Goal: provide a sequence-oriented analysis backend for corpora where order matters (conversations, timelines, logs).

Deliverables:

- Markov analysis for sequence-driven corpora (including hidden Markov models where appropriate).
- A report format that explains state transitions and emissions with evidence.
- Evaluation guidance for comparing HMM outputs across corpora or snapshots.

Acceptance checks:

- HMM analysis is reproducible for the same corpus state and extraction snapshot.
- Reports are exportable and readable without custom tooling.

### Text utilities

Small, reusable building blocks for transforming text in ways that are hard to do reliably with one-shot generation.

Deliverables:

- Text extraction and slicing utilities that operate via a virtual file editing tool loop.
- Optional higher-level utilities built on the same pattern (annotation, linking, redaction).
- Documentation and runnable demos that show the mechanism and how to use each utility.

Acceptance checks:

- Utilities have end-to-end behavior specifications and are fully covered by tests.
- Integration tests can be run against real model APIs when configured.

## Next: Tactus integration

Goal: make Biblicus usable from durable agent workflows without baking assistant logic into Biblicus itself.

Deliverables:

- A Model Context Protocol (MCP) toolset surface for Biblicus (ingest, query, stats, and evidence retrieval).
- Clear dependency wiring for secrets and network access (in-sandbox vs brokered).
- One reference procedure demonstrating retrieval-augmented generation built on Biblicus evidence outputs.

Acceptance checks:

- Tools expose evidence-first outputs with stable schemas.
- Procedures remain in control of prompting and context budgeting policy.

## Later: alternate backends and hosting modes

Goal: broaden the backend surface while keeping the core predictable.

Deliverables:

- A second backend with different performance tradeoffs.
- A tool server that exposes a backend through a stable interface.
- Documentation that shows how to run a backend out of process.

Acceptance checks:

- Local tests remain fast and deterministic.
- Integration tests validate retrieval through the tool boundary.

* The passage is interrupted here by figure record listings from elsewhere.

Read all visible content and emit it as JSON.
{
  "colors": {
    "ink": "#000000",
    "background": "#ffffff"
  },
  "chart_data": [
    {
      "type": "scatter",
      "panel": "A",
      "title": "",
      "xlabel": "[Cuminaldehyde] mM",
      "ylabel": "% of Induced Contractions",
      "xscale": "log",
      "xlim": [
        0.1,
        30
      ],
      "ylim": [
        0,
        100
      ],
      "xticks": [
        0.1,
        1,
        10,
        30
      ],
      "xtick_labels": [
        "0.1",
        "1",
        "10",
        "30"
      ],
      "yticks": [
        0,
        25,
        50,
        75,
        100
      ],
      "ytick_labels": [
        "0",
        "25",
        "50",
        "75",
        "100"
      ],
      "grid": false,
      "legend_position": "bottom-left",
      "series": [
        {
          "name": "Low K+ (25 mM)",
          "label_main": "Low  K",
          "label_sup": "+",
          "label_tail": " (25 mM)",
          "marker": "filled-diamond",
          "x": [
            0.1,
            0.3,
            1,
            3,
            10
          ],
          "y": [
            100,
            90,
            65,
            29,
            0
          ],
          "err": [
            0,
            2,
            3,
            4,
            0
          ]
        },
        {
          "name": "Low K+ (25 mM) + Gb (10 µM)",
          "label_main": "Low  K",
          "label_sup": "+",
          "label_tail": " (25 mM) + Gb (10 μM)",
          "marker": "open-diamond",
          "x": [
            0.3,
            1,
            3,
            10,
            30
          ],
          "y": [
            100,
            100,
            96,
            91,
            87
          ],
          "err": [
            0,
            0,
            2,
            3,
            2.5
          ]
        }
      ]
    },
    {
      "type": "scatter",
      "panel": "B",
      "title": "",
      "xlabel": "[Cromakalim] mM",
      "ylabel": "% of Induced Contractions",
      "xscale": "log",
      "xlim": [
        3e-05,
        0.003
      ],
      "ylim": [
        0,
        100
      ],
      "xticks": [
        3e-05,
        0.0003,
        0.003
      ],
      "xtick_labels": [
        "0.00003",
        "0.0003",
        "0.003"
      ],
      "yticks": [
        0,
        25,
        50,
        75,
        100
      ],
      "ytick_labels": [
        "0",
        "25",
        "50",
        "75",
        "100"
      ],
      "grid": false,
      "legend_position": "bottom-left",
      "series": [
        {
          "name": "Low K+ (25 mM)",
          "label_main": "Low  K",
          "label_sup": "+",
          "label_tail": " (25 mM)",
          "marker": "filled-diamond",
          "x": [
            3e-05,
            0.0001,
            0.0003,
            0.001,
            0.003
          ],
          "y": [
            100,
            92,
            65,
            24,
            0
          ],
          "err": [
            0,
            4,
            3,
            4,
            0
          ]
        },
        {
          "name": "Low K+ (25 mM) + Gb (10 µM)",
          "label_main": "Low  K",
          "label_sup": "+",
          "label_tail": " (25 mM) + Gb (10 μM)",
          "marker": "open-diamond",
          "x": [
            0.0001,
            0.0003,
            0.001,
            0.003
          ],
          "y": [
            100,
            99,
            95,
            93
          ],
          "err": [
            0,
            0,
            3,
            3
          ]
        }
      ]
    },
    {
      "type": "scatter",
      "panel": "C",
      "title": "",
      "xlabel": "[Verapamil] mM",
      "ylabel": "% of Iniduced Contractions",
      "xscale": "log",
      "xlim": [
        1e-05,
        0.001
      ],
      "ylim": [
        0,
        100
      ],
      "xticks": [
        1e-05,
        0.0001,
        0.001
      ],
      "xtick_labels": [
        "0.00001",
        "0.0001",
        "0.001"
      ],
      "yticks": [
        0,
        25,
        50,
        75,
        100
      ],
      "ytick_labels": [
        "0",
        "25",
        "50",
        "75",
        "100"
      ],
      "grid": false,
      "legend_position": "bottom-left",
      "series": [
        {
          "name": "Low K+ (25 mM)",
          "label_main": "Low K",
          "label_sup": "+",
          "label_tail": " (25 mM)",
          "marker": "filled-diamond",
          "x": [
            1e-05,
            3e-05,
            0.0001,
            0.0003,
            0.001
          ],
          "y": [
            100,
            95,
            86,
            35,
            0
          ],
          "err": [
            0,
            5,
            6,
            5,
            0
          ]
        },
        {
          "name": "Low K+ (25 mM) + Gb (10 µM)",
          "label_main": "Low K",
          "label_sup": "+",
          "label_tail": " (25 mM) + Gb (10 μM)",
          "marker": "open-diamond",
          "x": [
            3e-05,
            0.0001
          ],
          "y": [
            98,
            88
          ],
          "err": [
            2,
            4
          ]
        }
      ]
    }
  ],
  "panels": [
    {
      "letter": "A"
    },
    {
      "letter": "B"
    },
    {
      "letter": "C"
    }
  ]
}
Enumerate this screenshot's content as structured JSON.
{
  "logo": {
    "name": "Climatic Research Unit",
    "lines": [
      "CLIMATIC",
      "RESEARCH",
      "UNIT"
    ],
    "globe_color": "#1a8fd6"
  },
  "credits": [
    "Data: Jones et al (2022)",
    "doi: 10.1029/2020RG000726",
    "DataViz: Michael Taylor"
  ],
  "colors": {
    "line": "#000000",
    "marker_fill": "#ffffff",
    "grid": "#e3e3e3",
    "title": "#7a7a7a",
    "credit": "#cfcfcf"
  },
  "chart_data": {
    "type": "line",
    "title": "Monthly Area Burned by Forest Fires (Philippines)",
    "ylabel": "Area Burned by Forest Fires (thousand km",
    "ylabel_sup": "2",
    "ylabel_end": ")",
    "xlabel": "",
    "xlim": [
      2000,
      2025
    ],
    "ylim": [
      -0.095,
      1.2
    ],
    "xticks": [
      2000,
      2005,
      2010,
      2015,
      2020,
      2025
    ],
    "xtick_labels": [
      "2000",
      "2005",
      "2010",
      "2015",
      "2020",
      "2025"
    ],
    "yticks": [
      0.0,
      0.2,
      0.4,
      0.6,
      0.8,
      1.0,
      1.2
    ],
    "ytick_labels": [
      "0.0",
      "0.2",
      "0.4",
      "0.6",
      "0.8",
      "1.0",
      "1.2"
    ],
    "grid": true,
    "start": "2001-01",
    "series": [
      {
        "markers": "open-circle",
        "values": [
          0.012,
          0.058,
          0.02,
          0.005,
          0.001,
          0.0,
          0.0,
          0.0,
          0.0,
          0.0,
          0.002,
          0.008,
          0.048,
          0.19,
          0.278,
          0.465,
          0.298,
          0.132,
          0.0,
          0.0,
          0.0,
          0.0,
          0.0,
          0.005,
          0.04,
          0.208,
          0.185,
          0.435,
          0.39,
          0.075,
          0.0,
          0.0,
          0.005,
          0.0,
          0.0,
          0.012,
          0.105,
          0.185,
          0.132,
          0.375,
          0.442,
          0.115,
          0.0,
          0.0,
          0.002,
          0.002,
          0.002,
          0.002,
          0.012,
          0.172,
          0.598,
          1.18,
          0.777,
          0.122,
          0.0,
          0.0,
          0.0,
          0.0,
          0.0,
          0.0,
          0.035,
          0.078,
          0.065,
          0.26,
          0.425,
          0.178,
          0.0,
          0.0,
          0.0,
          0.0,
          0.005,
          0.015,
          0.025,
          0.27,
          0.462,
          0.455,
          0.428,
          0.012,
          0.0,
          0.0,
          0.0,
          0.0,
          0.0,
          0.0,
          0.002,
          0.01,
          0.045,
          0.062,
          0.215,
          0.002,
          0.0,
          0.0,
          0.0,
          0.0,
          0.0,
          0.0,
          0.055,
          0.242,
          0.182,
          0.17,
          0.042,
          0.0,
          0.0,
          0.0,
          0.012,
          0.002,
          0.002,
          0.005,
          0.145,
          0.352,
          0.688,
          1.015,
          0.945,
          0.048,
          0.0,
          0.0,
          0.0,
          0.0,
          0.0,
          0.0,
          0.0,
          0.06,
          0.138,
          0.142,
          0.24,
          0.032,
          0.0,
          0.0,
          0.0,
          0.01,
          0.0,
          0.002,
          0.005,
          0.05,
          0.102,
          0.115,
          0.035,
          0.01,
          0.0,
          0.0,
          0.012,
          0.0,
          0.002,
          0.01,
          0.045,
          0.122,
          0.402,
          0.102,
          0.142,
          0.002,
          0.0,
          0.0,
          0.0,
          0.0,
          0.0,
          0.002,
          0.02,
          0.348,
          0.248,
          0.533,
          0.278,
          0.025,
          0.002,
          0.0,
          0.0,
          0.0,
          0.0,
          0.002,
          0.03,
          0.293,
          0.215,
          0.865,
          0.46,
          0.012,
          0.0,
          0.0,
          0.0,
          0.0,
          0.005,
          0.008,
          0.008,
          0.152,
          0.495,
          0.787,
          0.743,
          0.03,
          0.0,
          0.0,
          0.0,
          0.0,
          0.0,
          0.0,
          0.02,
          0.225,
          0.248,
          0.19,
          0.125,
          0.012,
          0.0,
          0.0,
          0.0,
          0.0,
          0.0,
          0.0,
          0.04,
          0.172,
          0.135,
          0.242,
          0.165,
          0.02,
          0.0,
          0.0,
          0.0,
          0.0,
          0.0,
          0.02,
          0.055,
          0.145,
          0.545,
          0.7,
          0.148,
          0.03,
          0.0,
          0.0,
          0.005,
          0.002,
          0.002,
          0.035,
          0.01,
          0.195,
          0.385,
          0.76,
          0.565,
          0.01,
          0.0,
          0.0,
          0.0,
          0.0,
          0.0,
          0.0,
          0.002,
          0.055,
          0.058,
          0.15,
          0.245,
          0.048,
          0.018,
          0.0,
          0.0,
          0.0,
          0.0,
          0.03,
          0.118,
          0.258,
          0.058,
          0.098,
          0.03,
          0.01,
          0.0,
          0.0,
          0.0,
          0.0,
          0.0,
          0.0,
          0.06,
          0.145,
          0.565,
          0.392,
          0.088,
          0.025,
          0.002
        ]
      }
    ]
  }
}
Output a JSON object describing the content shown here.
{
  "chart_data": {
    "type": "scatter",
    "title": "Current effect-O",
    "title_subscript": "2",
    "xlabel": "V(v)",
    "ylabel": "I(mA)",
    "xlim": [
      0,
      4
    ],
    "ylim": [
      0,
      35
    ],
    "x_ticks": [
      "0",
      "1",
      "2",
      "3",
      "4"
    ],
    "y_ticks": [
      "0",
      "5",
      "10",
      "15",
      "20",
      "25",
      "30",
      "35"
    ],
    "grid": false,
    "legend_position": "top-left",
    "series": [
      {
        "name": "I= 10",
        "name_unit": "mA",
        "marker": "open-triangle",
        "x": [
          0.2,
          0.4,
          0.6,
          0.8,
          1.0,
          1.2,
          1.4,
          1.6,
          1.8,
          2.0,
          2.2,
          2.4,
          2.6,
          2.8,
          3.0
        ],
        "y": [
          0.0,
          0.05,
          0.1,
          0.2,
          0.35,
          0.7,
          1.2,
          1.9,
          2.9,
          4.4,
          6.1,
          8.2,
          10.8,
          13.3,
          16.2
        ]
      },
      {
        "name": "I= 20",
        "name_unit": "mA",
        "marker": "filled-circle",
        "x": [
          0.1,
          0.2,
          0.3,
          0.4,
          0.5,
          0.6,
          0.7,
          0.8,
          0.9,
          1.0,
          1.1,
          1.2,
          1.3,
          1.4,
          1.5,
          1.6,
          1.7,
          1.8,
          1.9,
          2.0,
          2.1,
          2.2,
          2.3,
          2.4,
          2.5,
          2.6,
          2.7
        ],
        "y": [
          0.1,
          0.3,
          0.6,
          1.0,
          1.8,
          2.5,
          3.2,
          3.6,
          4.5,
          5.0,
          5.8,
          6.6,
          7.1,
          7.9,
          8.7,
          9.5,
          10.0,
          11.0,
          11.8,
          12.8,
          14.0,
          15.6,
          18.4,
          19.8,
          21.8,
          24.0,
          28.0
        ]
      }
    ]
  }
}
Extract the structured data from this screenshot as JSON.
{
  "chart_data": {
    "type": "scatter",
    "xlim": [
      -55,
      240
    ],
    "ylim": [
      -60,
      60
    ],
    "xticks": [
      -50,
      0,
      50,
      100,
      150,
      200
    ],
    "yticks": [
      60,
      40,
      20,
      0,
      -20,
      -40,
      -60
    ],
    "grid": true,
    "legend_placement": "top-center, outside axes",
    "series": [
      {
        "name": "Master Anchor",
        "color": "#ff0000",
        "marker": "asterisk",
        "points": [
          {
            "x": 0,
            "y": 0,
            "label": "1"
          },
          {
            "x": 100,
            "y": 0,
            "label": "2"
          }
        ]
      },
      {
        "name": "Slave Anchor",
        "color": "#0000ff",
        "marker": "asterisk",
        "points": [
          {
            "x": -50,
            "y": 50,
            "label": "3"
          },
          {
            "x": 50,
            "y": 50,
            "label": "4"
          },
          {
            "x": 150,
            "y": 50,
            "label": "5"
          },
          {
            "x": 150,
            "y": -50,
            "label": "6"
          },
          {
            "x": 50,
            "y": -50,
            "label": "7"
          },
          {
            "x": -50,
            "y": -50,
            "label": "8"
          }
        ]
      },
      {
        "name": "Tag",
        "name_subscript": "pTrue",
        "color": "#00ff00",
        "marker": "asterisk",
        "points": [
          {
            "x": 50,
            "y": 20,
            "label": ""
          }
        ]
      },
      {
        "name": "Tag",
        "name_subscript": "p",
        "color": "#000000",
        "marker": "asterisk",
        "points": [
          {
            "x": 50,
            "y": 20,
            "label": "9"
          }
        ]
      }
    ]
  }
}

## Deferred: corpus and extraction work

These are valuable, but intentionally not the near-term focus while retrieval becomes practical end to end.

### In-memory corpus for ephemeral workflows

Goal: allow programmatic, temporary corpora that live in memory for short-lived agents or tests.

Deliverables:

- A memory-backed corpus implementation that supports the same ingestion and catalog APIs.
- A serialization option for snapshots so ephemeral corpora can be persisted when needed.
- Documentation that explains tradeoffs versus file-based corpora.

Acceptance checks:

- Behavior specifications cover ingestion, listing, and reindexing in memory.
- Retrieval and extraction can operate on the in-memory corpus without special casing.